Recherche thérapeutiquement applicable pour générer des traitements efficaces


Copier les gènes de la maladie liés à la variation du nombre

L'un des problèmes les plus importants et les plus difficiles en biomédecine et en génomique est de savoir comment identifier les gènes liés aux maladies. Les ensembles de données issus des biotechnologies à haut débit ont été largement utilisés pour surmonter ce problème sous divers angles, par exemple., épigénomique, génomique, transcriptomique, protéomique, métabolomique. Au niveau génomique, les variations du nombre de copies (CNV) ont été reconnues comme des variations génétiques critiques, qui contribuent de manière significative à la diversité génomique. Ils ont été associés à des maladies à la fois courantes et complexes et ont donc une grande influence sur une variété de troubles génétiques mendéliens et somatiques.

Résultats

Dans cette revue, basée sur une variété de maladies complexes, nous donnons un aperçu du rôle essentiel de l'utilisation des CNV pour identifier les gènes liés à la maladie, et discutons en détail des différentes méthodes à haut débit et de séquençage appliquées pour la détection des CNV. Certaines limites et défis concernant la CNV sont également mis en évidence.

Conclusion

Une détection fiable des CNV permettra non seulement de discriminer des mutations motrices pour diverses maladies, mais aidera également à développer une médecine personnalisée en l'intégrant à d'autres caractéristiques génomiques.

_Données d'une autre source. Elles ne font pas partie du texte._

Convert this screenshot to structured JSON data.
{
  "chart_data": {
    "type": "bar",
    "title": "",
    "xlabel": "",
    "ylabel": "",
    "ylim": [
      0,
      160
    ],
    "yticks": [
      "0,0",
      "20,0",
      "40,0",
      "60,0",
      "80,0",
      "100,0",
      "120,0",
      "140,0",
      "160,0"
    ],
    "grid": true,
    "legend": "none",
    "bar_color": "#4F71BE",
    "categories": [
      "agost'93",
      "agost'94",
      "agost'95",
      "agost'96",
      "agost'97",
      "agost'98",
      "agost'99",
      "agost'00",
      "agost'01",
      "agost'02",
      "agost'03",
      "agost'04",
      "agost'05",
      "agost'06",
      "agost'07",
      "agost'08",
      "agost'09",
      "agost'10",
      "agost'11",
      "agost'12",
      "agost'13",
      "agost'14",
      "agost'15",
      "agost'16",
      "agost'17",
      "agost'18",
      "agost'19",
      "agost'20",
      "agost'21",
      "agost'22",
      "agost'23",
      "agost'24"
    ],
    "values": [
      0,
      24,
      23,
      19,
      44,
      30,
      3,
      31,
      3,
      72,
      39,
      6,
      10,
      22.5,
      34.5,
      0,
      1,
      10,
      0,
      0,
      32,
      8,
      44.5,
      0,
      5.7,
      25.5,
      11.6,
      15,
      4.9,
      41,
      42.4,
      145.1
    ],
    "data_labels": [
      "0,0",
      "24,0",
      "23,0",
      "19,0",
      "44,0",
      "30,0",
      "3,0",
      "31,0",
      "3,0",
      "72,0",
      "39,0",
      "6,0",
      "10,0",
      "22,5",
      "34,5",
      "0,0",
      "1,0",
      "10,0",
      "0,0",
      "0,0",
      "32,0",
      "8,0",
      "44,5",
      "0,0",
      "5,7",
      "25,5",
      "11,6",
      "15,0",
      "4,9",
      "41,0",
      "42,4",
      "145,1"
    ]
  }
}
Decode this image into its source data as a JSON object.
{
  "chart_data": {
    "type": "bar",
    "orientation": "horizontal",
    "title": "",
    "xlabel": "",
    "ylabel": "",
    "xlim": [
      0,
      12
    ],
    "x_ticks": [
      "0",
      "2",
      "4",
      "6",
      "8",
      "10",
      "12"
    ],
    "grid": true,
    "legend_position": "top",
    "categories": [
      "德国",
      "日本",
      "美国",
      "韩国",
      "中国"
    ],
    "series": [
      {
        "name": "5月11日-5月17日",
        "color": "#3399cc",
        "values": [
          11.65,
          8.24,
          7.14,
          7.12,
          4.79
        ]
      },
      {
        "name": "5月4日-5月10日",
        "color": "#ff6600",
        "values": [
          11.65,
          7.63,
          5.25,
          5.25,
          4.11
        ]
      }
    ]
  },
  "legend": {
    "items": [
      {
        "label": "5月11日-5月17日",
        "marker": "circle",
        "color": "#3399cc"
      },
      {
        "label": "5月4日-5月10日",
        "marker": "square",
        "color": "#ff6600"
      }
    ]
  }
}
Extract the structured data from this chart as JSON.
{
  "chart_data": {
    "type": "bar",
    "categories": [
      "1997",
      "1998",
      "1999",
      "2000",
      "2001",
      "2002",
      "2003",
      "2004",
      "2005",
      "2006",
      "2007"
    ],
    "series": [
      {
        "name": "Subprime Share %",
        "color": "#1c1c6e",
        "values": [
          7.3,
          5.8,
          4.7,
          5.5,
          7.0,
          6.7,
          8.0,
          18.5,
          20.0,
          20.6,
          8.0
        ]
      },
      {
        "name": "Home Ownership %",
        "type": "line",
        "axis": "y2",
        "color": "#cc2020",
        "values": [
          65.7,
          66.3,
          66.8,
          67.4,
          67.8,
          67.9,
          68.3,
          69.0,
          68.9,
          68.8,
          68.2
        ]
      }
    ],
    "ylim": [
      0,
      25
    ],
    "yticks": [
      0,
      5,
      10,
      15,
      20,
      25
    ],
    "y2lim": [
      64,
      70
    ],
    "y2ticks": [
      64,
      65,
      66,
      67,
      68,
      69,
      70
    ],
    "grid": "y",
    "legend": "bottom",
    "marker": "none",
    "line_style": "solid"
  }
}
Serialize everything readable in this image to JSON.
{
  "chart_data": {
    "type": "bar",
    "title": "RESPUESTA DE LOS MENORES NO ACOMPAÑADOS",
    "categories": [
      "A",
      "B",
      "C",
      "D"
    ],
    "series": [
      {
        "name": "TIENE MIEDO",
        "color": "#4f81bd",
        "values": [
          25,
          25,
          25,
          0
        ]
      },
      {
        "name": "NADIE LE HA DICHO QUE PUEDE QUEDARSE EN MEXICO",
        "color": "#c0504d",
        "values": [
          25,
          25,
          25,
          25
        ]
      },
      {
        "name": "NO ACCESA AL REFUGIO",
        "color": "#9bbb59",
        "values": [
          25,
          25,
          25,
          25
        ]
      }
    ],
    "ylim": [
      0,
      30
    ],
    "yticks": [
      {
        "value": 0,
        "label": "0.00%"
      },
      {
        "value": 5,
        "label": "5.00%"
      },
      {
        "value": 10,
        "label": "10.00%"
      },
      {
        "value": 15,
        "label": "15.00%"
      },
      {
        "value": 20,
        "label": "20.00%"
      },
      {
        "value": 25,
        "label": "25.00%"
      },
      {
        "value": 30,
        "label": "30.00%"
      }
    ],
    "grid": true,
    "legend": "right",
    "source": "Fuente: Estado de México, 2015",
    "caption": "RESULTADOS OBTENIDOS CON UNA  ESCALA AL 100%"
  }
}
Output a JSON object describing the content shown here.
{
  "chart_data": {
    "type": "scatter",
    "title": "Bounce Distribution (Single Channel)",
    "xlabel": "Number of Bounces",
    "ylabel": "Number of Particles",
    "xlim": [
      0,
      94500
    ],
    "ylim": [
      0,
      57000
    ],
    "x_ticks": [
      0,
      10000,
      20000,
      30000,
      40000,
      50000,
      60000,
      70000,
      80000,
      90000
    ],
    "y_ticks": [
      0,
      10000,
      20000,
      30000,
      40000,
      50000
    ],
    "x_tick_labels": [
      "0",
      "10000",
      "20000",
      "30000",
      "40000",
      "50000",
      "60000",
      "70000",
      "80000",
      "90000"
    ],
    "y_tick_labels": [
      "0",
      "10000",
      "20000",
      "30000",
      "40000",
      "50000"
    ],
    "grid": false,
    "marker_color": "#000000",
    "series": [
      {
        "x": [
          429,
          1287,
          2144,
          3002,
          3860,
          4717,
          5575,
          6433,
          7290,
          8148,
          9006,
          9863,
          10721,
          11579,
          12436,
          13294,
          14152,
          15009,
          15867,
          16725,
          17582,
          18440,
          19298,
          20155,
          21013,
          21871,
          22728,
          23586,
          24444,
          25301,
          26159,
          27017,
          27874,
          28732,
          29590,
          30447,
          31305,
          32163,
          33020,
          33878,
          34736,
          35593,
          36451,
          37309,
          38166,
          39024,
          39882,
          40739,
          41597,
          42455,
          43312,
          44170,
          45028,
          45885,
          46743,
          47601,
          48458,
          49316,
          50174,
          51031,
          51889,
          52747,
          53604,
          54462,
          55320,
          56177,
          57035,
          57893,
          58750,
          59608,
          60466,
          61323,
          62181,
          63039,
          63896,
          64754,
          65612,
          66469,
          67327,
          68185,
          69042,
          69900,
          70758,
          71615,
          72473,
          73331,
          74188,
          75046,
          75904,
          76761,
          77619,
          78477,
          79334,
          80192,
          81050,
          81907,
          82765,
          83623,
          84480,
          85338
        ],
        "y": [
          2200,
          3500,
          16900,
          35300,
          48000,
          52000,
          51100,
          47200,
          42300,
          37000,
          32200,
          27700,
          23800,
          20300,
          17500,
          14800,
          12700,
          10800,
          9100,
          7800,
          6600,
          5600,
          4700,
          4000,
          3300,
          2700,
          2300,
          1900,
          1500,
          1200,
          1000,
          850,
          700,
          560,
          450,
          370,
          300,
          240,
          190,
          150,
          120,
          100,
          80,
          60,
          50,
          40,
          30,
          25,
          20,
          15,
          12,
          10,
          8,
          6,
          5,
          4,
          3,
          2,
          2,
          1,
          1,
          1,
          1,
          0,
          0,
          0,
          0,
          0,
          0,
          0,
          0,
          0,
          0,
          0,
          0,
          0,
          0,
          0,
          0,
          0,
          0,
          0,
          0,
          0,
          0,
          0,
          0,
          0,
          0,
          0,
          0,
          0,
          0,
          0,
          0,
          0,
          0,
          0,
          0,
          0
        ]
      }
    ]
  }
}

Gènes où une mutation invalidante et une amplification du nombre de copies provoquent différentes maladies génétiques - Biologie

Les mutations génétiques sont influencées par le contexte, la structure et les caractéristiques génomiques de la séquence.

Les mécanismes responsables de nombreux points chauds mutationnels ont été identifiés.

Les points chauds sont en grande partie liés aux loci sujets aux mutations lors de la réplication ou de la réparation de l'ADN.

La sélection conduit à des mutations récurrentes dans les tissus somatiques qui peuvent être exploitées à des fins thérapeutiques.

La mutation du génome humain se traduit par trois classes de variation génomique : les variantes à nucléotide unique, les insertions ou délétions courtes et les grandes variantes structurelles (SV). Certaines mutations se produisent au cours de processus normaux, tels que la recombinaison méiotique ou le développement des cellules B, et d'autres résultent de la réplication de l'ADN ou de la réparation aberrante de cassures dans des contextes spécifiques à une séquence. Quel que soit le mécanisme, les mutations sont soumises à la sélection et certains points chauds peuvent se manifester par la maladie. Ici, nous discutons des régions génomiques sujettes aux mutations, des mécanismes contribuant à la susceptibilité aux mutations et des processus conduisant à leur accumulation dans les génomes normaux et somatiques. Avec un séquençage plus précis et plus précis du génome humain, des points chauds de mutation supplémentaires, des détails mécanistiques de leur formation et la pertinence des points chauds pour l'évolution et la maladie seront probablement découverts.


Voir la vidéo: Mutations de lADN et variabilité génétique -SVT - LA VIE 1ère spé #3 - Mathrix (Janvier 2022).